Judith Bain née Herriott

Personal information
- Nationality: British (Scottish)
- Born: 11 October 1944 (age 81) Tain, Scotland
- Height: 160 cm (5 ft 3 in)
- Weight: 54 kg (119 lb)

Sport
- Sport: Fencing
- Event: Foil
- Club: Glasgow Fencing Club Pauleons Fencing Club

Medal record
Fencing
Representing Scotland
British Commonwealth Games
| Silver medal – second place | 1970 Edinburgh | foil team |

= Judith Bain =

Scottish fencer

Judith Margaret Bain née Herriott (born 11 October 1944) is a British fencer who competed at the 1968 Summer Olympics.

== Biography ==
Born Judith Herriot, she began fencing at Glasgow High School.

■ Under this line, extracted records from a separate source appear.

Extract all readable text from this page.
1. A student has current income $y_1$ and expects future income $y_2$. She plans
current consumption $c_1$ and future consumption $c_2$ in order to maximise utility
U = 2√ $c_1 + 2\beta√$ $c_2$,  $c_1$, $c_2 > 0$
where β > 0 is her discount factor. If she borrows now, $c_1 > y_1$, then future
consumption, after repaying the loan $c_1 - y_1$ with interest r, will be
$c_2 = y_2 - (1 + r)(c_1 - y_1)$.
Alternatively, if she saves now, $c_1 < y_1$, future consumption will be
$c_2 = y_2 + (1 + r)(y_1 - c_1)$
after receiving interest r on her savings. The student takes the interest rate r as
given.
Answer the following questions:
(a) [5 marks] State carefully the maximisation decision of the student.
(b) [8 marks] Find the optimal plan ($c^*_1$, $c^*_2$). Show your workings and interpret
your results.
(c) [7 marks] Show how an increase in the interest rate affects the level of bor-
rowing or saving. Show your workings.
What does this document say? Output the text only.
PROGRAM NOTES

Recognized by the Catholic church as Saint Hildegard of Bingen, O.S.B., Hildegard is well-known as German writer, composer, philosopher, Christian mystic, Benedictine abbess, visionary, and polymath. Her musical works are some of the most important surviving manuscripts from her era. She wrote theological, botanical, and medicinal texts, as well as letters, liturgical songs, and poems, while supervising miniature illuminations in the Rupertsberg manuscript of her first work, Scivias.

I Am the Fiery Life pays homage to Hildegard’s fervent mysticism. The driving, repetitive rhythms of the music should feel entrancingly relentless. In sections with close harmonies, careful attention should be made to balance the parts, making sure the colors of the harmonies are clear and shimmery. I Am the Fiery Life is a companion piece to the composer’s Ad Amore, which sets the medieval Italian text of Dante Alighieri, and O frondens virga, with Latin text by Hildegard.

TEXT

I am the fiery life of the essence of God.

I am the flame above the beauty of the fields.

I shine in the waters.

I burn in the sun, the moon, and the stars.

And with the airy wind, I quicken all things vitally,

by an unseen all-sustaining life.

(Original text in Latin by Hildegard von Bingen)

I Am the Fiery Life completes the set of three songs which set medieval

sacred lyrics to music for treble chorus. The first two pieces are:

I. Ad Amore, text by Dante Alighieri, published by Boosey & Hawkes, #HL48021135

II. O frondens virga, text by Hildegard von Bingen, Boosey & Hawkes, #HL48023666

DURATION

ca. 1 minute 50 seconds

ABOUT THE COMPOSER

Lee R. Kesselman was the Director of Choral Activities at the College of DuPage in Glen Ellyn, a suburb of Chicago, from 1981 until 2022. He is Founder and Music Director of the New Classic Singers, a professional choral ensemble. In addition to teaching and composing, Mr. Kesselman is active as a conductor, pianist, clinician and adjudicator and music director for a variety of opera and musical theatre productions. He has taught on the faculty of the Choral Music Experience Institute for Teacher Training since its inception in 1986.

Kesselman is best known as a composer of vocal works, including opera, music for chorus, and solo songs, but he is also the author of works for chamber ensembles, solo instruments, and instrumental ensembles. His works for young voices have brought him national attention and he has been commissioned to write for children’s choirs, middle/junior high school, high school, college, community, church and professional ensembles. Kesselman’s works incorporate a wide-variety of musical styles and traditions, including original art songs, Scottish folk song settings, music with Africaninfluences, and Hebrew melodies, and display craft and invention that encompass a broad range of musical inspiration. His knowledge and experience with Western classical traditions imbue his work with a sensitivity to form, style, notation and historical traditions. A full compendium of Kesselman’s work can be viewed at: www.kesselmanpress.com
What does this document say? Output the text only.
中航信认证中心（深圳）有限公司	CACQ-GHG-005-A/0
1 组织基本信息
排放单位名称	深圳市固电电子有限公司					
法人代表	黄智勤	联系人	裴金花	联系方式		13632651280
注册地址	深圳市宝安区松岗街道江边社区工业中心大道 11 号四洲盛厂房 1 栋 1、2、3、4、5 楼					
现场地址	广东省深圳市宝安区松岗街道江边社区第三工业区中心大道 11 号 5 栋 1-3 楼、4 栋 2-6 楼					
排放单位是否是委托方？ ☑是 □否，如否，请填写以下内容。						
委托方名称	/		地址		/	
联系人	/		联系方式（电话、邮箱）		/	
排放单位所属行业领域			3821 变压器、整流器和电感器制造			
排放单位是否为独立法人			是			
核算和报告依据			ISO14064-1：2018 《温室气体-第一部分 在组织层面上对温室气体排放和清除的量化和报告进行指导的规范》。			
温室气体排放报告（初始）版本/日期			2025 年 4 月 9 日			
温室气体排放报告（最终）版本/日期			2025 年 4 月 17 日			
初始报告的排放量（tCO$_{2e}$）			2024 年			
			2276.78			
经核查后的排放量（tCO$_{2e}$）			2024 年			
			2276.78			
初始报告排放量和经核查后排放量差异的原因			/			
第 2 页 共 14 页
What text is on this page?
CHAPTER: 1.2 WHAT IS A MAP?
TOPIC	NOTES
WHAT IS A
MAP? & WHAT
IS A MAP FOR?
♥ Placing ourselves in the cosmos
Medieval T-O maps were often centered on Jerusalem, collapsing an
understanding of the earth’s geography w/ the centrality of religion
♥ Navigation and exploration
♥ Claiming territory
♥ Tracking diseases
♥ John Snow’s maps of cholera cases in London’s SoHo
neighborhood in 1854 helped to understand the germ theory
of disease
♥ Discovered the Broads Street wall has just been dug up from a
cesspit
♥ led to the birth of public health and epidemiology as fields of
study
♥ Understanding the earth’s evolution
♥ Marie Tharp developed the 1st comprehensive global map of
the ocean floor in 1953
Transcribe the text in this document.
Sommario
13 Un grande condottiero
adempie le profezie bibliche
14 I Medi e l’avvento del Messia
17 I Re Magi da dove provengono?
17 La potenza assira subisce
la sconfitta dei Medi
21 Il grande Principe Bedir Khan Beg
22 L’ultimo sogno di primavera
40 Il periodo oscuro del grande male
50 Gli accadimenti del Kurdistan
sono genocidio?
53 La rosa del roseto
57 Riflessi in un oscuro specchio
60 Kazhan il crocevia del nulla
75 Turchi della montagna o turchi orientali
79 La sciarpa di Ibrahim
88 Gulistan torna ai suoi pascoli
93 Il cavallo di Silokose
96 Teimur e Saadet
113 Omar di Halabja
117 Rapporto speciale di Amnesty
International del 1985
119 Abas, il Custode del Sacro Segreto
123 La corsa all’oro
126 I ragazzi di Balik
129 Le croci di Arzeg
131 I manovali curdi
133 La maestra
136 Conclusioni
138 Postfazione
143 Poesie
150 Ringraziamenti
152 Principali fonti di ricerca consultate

Under her maiden name of Herriot, she represented the Scotland team at the 1966 British Empire and Commonwealth Games in Kingston, Jamaica, where she participated in the foil event.

At the 1968 Olympic Games in Mexico City, she participated in the women's individual and team foil events.

Bain won a silver medal at the 1970 Commonwealth Games in the women's foil team event.

In 1968m, she was living in London and was a member of the Pauleons Fencing Club.